Perdagangan Antar Negara Dianggap Perlu Diregulasi

eks, CNN Indonesia | Kamis, 14/03/2019 03:15 WIB
Perdagangan Antar Negara Dianggap Perlu Diregulasi Ilustrasi (CNN Indonesia/Adhi Wicaksono)
Jakarta, CNN Indonesia -- Pengamat menyebut perdagangan antar negara akan jadi tantangan berikutnya di e-commerce. Pelaku perdagangan antar negara ini biasanya menjadi perantara penjualan produk dari satu negara ke negara lainnya tanpa ia perlu ada di kedua negara tersebut.

Praktek ini dianggap bisa mengancam pedagang lokal, sehingga perlu diregulasi. Hal ini diungkap Porter Erisman, pengamat e-commerce yang pernah menjabat sebagai Vice President Alibaba, terkait regulasi e-commerce pemerintah.

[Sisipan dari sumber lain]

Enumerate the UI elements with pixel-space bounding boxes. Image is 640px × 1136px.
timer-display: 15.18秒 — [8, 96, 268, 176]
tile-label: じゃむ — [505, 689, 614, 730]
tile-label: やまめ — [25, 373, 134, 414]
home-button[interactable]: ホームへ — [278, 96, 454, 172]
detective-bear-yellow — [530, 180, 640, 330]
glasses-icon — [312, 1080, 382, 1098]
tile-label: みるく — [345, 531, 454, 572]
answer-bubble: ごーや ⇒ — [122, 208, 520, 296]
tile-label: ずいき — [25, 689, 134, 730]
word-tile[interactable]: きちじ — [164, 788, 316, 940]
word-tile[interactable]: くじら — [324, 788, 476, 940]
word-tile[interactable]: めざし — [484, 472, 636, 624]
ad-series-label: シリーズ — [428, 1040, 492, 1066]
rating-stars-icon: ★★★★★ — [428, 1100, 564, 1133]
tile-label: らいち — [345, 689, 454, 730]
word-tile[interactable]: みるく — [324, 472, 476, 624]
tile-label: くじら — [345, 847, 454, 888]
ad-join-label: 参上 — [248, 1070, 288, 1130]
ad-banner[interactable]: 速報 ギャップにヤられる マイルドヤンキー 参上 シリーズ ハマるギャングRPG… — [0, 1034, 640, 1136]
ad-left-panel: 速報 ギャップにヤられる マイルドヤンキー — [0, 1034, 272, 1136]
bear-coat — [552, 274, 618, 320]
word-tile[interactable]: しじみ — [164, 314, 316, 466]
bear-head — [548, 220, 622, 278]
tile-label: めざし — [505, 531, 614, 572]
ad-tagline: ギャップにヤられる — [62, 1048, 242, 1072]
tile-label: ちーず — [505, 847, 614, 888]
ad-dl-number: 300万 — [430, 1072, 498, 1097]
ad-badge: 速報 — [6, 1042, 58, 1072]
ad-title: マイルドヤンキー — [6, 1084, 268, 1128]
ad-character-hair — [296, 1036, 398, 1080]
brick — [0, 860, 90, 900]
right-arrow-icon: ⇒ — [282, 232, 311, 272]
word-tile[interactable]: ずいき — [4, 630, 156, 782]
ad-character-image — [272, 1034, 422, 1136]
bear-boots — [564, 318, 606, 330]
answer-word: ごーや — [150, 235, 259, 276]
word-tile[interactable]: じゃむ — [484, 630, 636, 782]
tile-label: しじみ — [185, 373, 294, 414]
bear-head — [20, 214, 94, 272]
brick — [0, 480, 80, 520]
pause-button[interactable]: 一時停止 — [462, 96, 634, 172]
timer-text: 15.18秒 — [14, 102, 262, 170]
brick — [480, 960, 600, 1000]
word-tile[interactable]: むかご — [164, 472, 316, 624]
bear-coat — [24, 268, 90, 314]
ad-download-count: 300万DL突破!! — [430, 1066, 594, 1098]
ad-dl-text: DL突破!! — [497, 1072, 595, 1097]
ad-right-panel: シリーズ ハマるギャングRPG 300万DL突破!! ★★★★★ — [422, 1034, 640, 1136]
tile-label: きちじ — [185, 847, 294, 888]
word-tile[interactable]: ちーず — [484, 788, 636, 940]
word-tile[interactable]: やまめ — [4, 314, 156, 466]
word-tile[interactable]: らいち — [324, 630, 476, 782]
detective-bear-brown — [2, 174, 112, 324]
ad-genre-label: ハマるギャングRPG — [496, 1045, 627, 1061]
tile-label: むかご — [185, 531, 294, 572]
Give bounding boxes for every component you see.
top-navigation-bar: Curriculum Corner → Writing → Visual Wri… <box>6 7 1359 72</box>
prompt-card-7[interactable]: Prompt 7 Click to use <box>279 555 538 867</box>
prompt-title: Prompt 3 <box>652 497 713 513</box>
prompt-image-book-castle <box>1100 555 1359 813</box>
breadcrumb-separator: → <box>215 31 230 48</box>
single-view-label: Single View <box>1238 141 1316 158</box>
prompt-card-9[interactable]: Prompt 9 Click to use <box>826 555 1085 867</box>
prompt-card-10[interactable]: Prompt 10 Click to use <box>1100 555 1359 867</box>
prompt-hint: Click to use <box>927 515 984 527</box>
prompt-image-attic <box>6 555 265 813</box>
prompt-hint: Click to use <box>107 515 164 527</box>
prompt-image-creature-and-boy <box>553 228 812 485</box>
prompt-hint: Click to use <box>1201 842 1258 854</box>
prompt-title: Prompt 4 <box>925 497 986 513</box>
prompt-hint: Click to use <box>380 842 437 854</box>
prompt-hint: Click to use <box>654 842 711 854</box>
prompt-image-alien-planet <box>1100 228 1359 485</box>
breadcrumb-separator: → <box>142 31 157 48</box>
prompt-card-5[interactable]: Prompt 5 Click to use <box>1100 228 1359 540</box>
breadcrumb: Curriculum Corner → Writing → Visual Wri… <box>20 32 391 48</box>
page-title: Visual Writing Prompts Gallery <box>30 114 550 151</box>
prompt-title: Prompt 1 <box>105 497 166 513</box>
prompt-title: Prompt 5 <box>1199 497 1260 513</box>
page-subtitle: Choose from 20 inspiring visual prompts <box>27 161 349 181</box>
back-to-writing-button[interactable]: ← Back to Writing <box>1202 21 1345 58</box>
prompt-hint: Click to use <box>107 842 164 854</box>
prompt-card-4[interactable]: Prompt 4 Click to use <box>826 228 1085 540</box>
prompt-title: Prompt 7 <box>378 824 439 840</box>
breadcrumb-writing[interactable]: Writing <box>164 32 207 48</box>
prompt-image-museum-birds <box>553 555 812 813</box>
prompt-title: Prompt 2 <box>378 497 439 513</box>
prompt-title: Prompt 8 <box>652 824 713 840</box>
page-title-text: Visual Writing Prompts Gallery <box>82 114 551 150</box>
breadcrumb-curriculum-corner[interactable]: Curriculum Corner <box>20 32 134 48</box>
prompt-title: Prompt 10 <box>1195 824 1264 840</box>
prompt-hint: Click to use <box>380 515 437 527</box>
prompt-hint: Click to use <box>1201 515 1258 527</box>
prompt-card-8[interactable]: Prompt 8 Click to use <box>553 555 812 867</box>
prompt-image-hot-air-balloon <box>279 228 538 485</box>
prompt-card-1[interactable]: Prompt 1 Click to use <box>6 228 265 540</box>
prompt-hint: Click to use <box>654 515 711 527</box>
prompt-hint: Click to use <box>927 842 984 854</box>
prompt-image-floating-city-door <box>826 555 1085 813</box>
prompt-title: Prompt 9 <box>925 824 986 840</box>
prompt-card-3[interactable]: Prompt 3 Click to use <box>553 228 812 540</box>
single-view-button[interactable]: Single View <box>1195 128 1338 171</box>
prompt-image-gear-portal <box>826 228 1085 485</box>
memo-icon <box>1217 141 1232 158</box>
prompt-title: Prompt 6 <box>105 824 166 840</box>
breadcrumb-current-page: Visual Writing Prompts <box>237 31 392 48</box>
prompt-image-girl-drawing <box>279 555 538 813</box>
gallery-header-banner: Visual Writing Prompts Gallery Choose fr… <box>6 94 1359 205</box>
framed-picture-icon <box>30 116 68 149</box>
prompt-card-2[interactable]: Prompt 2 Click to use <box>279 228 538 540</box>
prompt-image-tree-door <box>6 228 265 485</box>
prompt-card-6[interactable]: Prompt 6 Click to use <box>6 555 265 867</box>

Ia mencontohkan seorang pedagang di Lithuania yang membeli produk dari India dan menjualnya di Australia. Pedagang ini bahkan tidak datang ke India langsung untuk menjual produknya itu.


"Jadi ada resiko pedagang di Jakarta, digantikan oleh pedagang asing. Sehingga, semestinya hal ini diregulasi," jelas Erisman, saat ditemui di Jakarta, Rabu (6/3).

Selain masalah pedagang asing, layanan e-commerce Indonesia sendiri saat ini juga dibayangi oleh banjirnya produk impor. Banyaknya produk asing ini membuat besarnya bisnis e-commerce tidak berdampak pada peningkatan produktivitas produk lokal.

Ia pun menyoroti soal keadilan dalam layanan marketplace. Menurutnya, tidak adil jika penyedia layanan marketplace menjual produk mereka sendiri.

"Sangat tidak adil jika Anda mengambil semua data penjualan dari pedagang dan menggunakannya untuk membuat produk Anda sendiri," jelasnya.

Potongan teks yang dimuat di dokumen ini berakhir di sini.